Ask HN: How to package a commercial product? - danecjensen

I want to sell a small energy supplement, but I don't know where to get the packaging done.  I preferable want a small paper type package.  Like the individual kool-aid packages.  Any ideas?
======
unoti
I used to work for a leading manufacturer of food supplements: energy drinks,
sports bars, powders, pills. Most of the name brands in that industry actually
use "copackers", which are third parties that take care of both the
manufacturing and packaging. You provide the recipe and the raw materials,
they do the manufacturing and packaging. you can make different kinds of
arrangements for whether they provide the raw materials or you do. You can
sometimes use different copackers in different parts of the country to save on
shipping costs to different distribution centers.
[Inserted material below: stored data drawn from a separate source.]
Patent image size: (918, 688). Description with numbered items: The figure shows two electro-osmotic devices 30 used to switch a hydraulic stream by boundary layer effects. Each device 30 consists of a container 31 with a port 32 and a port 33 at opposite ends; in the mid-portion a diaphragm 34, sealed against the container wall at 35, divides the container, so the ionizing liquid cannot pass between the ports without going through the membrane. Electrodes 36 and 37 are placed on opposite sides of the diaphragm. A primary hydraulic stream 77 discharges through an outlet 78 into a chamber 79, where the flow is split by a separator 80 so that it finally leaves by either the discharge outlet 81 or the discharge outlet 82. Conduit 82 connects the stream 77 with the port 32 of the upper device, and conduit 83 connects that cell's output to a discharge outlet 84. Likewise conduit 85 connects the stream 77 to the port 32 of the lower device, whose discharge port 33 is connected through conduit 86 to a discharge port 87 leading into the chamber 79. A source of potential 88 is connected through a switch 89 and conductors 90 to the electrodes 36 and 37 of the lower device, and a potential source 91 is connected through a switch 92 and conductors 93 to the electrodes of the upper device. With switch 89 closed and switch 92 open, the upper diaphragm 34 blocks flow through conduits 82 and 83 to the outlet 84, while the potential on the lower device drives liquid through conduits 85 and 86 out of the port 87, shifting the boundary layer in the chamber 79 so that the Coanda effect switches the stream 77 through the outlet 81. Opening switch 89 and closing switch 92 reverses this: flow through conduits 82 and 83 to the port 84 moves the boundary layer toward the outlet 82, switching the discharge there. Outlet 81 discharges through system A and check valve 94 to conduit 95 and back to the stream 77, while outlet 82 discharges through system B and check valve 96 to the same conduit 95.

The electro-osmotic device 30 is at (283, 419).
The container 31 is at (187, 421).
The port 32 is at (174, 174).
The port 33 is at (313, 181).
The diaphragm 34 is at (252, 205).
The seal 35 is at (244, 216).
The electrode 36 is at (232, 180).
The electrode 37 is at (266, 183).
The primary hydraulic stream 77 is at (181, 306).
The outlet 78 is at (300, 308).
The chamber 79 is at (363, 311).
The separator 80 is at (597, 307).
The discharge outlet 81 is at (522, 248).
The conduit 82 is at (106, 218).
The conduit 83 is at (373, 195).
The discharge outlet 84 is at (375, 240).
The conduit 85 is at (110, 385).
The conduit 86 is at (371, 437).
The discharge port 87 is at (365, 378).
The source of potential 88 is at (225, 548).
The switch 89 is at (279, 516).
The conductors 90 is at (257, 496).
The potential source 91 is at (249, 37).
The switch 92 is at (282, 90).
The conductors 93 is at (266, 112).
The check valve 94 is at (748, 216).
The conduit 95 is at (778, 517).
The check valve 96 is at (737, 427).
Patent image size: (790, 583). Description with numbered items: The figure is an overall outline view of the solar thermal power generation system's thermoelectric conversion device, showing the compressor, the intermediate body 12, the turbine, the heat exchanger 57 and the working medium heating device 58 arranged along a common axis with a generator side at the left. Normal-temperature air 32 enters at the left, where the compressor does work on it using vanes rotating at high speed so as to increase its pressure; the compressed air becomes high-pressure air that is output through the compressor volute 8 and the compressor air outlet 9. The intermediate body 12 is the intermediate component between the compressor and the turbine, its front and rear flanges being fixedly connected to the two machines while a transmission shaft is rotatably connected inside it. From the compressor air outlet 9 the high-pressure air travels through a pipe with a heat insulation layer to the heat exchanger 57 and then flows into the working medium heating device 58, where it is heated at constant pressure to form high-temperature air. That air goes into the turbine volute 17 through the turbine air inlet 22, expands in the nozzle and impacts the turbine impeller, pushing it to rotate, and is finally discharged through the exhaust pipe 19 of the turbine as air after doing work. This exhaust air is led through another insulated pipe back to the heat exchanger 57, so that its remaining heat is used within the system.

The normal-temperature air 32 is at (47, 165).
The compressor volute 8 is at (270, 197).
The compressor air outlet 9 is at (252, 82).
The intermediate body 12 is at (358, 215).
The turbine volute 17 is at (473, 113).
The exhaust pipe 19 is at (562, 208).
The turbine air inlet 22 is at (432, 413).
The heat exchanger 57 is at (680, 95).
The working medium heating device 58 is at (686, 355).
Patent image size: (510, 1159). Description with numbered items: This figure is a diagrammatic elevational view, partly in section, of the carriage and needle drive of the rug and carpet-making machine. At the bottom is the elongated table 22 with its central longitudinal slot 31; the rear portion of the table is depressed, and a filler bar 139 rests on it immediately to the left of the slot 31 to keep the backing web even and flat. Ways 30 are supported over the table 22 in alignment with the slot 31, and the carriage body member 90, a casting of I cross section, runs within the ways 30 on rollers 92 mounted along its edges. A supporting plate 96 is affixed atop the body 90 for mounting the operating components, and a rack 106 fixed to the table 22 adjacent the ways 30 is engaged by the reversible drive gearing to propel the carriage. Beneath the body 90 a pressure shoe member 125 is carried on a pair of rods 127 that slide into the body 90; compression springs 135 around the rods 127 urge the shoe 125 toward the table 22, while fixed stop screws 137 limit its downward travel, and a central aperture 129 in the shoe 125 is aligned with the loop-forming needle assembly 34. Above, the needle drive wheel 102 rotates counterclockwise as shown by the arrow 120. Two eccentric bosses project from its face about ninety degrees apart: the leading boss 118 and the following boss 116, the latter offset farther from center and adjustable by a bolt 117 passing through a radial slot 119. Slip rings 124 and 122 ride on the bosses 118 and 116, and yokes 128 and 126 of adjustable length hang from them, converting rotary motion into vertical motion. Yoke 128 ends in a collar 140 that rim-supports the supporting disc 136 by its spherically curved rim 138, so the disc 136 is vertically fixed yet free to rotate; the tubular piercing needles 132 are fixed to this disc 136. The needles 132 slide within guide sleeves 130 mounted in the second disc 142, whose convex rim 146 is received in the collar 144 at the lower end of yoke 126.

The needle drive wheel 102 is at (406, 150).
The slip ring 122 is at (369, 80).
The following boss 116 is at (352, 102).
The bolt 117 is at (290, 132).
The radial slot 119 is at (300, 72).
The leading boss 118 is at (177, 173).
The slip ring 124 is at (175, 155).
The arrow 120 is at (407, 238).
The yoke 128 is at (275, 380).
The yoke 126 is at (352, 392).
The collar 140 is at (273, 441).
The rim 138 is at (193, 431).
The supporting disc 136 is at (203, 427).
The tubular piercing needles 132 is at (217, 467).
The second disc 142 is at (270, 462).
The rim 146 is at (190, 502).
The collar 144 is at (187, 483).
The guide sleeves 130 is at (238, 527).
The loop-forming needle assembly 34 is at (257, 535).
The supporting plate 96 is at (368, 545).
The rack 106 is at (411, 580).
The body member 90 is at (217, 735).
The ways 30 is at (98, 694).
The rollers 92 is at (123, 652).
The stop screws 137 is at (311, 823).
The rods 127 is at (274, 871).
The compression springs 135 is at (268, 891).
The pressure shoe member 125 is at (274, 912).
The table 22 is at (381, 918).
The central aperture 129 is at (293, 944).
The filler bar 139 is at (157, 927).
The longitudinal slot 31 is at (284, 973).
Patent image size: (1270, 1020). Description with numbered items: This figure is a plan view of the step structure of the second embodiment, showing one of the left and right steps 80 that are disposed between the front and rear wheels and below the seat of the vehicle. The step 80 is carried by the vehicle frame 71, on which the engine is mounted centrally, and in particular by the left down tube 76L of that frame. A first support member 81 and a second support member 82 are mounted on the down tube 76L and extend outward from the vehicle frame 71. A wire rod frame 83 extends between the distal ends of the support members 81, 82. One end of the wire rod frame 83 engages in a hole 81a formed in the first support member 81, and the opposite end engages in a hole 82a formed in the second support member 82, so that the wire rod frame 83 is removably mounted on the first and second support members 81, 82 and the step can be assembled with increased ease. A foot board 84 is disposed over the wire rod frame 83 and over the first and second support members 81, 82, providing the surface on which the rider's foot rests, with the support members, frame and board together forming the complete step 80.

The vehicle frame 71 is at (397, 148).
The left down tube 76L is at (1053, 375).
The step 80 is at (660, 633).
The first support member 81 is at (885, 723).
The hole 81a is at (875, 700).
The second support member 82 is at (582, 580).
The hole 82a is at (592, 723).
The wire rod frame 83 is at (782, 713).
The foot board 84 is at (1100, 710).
I'd look into the possibility of having the packaging and manufacturing done
in the same facility.

This isn't my area of expertise, but I'd try googling around for the word
"copacker".

[http://www.ces.ncsu.edu/depts/foodsci/ext/pubs/copackers.htm...](http://www.ces.ncsu.edu/depts/foodsci/ext/pubs/copackers.html)

------
lachyg
I started <http://paggstack.com/> (A supplement out of 4-Hour Body). I'm
working with a manufacturer, the company that they had make all the pills and
bottles did a full service. They provide everything, design, packaging,
labeling, etc.

------
schindyguy
I am in So Cal, but I have had POS displays and packaging done by
<http://www.winterborne.com/> and <http://www.tazpack.com/>

------
tst
Check out <http://www.thomasnet.com>